Sunday, June 19, 2011

Losing Religion, Gaining Faith

Life has me completely tapped out at the moment, but I found an essay that really speaks to my spiritual experience over the past few years.  Like the author, I too feel a new connection with people of all kinds since losing my old religion, and I have had profoundly moving experiences whose power depended on acknowledging myself as profoundly weak (helpless even) and temporal (with no clear prospect of continuing on past death as I am now).

I feel like I am open to the human experience as had by people in all walks of life, in all countries, in all religions (including those individuals who fall outside any institutionalized faith tradition).  I also confess that I feel alone and terrified sometimes, especially when it seems that institutions are betraying me all over the place.  But at the end of the day, I realize that it is better to be calm and take each situation as it comes up, hoping for the best and preparing for the worst as best I can.  Existentially, I feel like I have more real, honest-to-goodness faith than I have ever had: I am really trusting a universe that I do not know very well at all.  I am also learning to trust other people more (as I believe human institutions less).  I may not entirely approve every thought or action undertaken by my family or friends, but I trust their motives to be good, and I support them no matter what (until they give me really good reasons not to).  I have little trust for politicians, presidents, CEOs, religious leaders (especially those who claim special access to divinity), journalists, news pundits, and others who speak for corporations (who often have them bought and paid for).  In general, I find it is better to have low expectations of insitutions: they cannot deliver much more than nice words and minimal interference with real people living real lives; to the extent that they do this, I am happy with them.

Sunday, June 5, 2011

The LDS Articles of Faith from a Female Perspective

This comes from a feminist friend (who shall remain anonymous).  It was too good not to post, and she had no objection to my publishing it here.  It is sacrilegious, of course, but it is also funny (and even embarrassingly true):

(1) We believe that the divinity of God, Jesus Christ, and the Holy Ghost gives them power and authority, and that the sacredness of Heavenly Mother makes her effete and silenced.

(2) We covenant that all women must be punished for Eve's transgression.

(3) We believe that through the atonement of Christ, all temple-recommend holding, sealed, heterosexual couples (or triples...) can be saved through obedience to the laws and ordinances of LDS doctrine.

(4) We believe that the first principles and ordinances of the gospel are, first, faith in the current prophet; second, obedience; third, possession of a temple recommend; fourth, correlated study of correlated scripture.

(5) We believe that women are called of God to bear and raise children through eternity, but only at home under the presiding direction of their husbands.

(6) We believe in the same organization that existed in the primitive church, namely: men are in charge.  [Actually, some early Christians gave women some kind of authority in the movement: see Romans 16:1.  This does not undermine the historical truth that men have been largely responsible for running the Christian movement.]

(7) We believe in the gift of balls, testosterone, hairy chests, five-o'clock shadows, and so forth.

(8) We believe the King James Version of the Bible to be the word of God, as long as it is correlated correctly.
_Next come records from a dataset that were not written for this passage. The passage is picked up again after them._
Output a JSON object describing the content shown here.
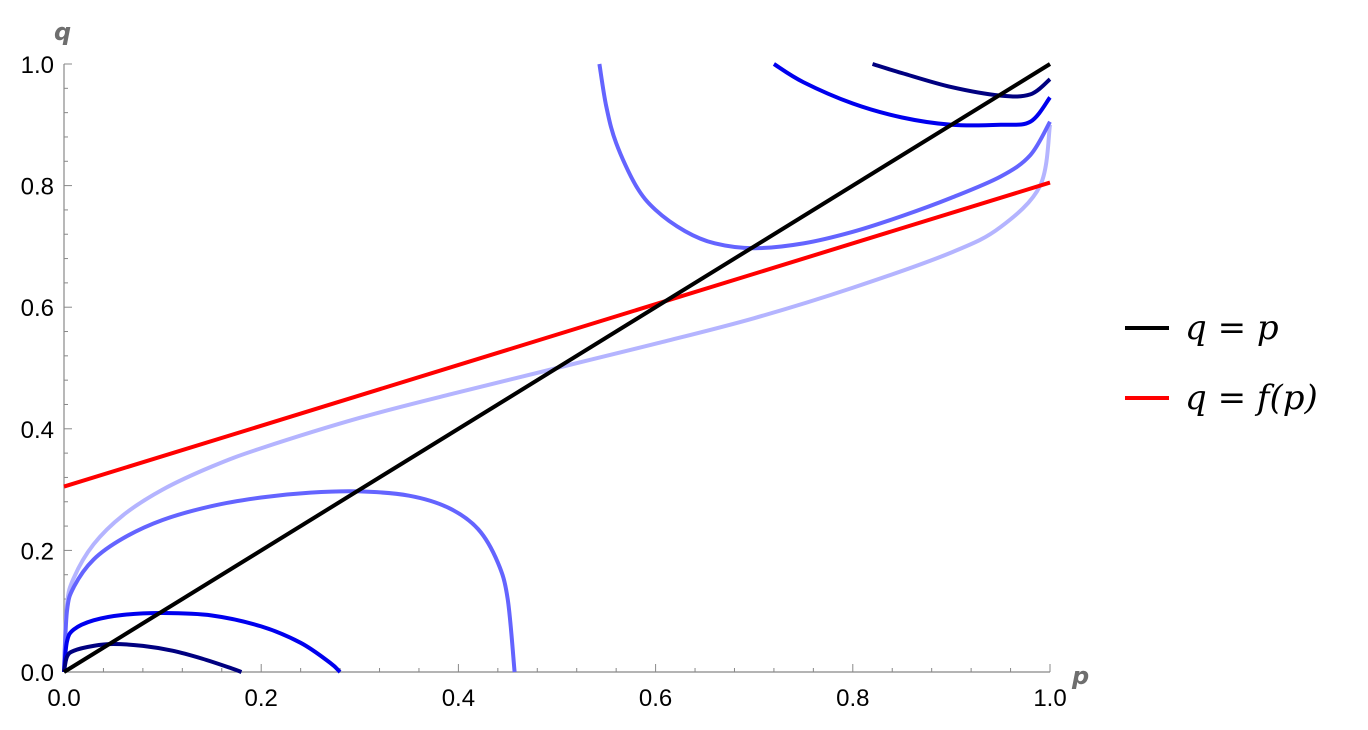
{
  "chart_data": {
    "type": "line",
    "xlabel": "p",
    "ylabel": "q",
    "xlim": [
      0,
      1
    ],
    "ylim": [
      0,
      1
    ],
    "xticks": [
      "0.0",
      "0.2",
      "0.4",
      "0.6",
      "0.8",
      "1.0"
    ],
    "yticks": [
      "0.0",
      "0.2",
      "0.4",
      "0.6",
      "0.8",
      "1.0"
    ],
    "legend_position": "right",
    "series": [
      {
        "name": "q = p",
        "color": "#000000",
        "x": [
          0,
          1
        ],
        "y": [
          0,
          1
        ]
      },
      {
        "name": "q = f(p)",
        "color": "#ff0000",
        "x": [
          0,
          1
        ],
        "y": [
          0.305,
          0.805
        ]
      },
      {
        "color": "#000080",
        "x": [
          0,
          0.003,
          0.01,
          0.03,
          0.05,
          0.08,
          0.11,
          0.14,
          0.17,
          0.18
        ],
        "y": [
          0,
          0.025,
          0.035,
          0.043,
          0.046,
          0.043,
          0.035,
          0.022,
          0.006,
          0
        ]
      },
      {
        "color": "#0000ee",
        "x": [
          0,
          0.003,
          0.01,
          0.03,
          0.06,
          0.1,
          0.15,
          0.2,
          0.24,
          0.27,
          0.28
        ],
        "y": [
          0,
          0.05,
          0.07,
          0.085,
          0.094,
          0.097,
          0.093,
          0.075,
          0.048,
          0.015,
          0
        ]
      },
      {
        "color": "#6464ff",
        "x": [
          0,
          0.003,
          0.01,
          0.03,
          0.06,
          0.1,
          0.15,
          0.2,
          0.25,
          0.3,
          0.35,
          0.39,
          0.42,
          0.44,
          0.45,
          0.457
        ],
        "y": [
          0,
          0.1,
          0.14,
          0.185,
          0.22,
          0.25,
          0.273,
          0.287,
          0.295,
          0.297,
          0.29,
          0.27,
          0.235,
          0.18,
          0.12,
          0
        ]
      },
      {
        "color": "#b4b4ff",
        "x": [
          0,
          0.003,
          0.01,
          0.03,
          0.06,
          0.1,
          0.15,
          0.2,
          0.3,
          0.4,
          0.5,
          0.6,
          0.7,
          0.8,
          0.9,
          0.95,
          0.99,
          1.0
        ],
        "y": [
          0,
          0.11,
          0.155,
          0.21,
          0.258,
          0.3,
          0.338,
          0.368,
          0.418,
          0.46,
          0.5,
          0.54,
          0.582,
          0.632,
          0.69,
          0.732,
          0.8,
          0.9
        ]
      },
      {
        "color": "#6464ff",
        "x": [
          0.543,
          0.55,
          0.56,
          0.58,
          0.6,
          0.63,
          0.66,
          0.7,
          0.75,
          0.8,
          0.85,
          0.9,
          0.95,
          0.98,
          1.0
        ],
        "y": [
          1.0,
          0.93,
          0.87,
          0.8,
          0.76,
          0.725,
          0.705,
          0.697,
          0.705,
          0.724,
          0.75,
          0.78,
          0.815,
          0.85,
          0.905
        ]
      },
      {
        "color": "#0000ee",
        "x": [
          0.72,
          0.75,
          0.8,
          0.85,
          0.9,
          0.95,
          0.98,
          1.0
        ],
        "y": [
          1.0,
          0.97,
          0.935,
          0.912,
          0.9,
          0.9,
          0.905,
          0.945
        ]
      },
      {
        "color": "#000080",
        "x": [
          0.82,
          0.85,
          0.9,
          0.95,
          0.98,
          1.0
        ],
        "y": [
          1.0,
          0.985,
          0.962,
          0.948,
          0.95,
          0.975
        ]
      }
    ]
  }
}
We also believe the opinion of the bishop to be the word of God.

(9) We believe versions of what Joseph Smith revealed, some of what Brigham Young revealed, and we believe correlation has now established all important things pertaining to the kingdom of God.

(10) We believe in the Republican (Grand Old Party) version of the Constitution, and in restoring the Founding Fathers' true intent; that Zion, the New Jerusalem, has been built in Salt Lake City, Utah; that fifteen old, white men reign personally upon the earth; and that they rightly influence members' votes to raise the Constitution to its paradisaical glory.
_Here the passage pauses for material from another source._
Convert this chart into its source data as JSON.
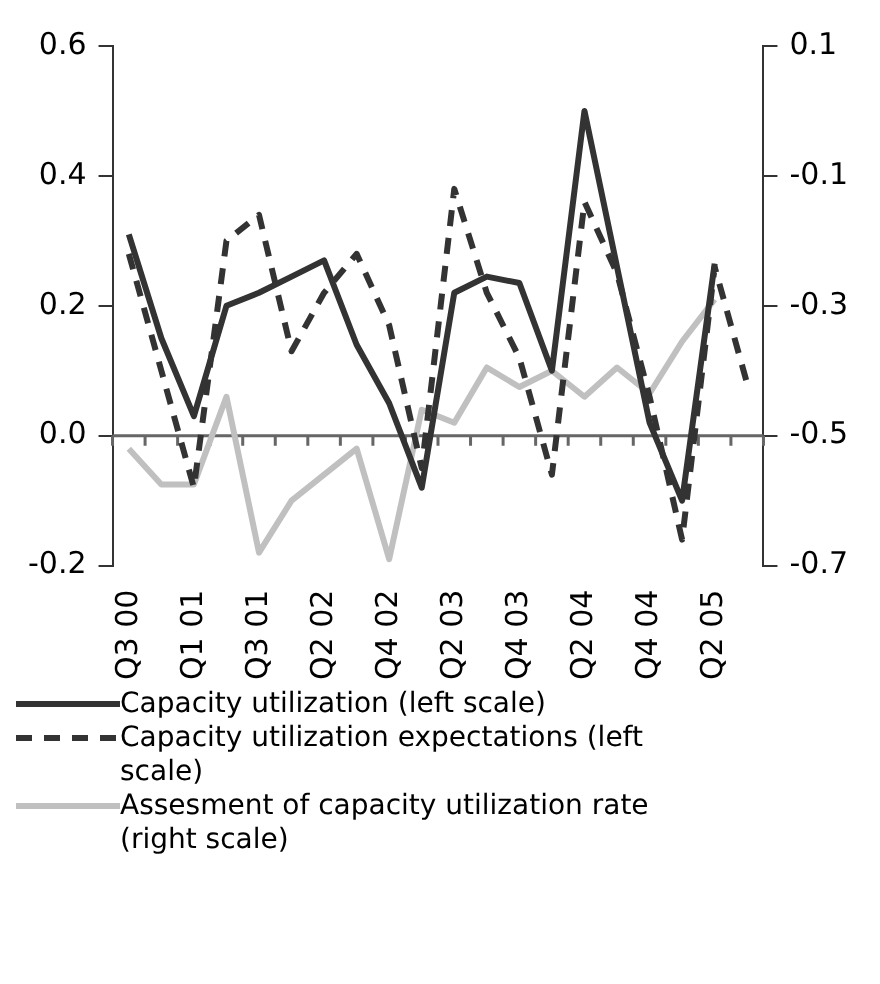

(11) We claim the privilege of sending missionaries throughout the world to teach all men how, where, and what to worship.

(12) We believe in being subject to prophets, seventies, stake presidents, bishops, husbands, or even twelve-year-old boys, rather than obeying, honoring, or allowing any woman to preside in her own home.

(13) We believe temple-recommend holders to be honest, true, chaste, benevolent, virtuous, and that temple recommends are good for all men; and so, we may say, temple-recommend interviewers may ask and admonish as they will: they may ask all things, they may pry into all things, they may demand any things in hopes to be able to control all things.  If there is anything uncorrelated, unorthodox, or sexy, they seek after these things.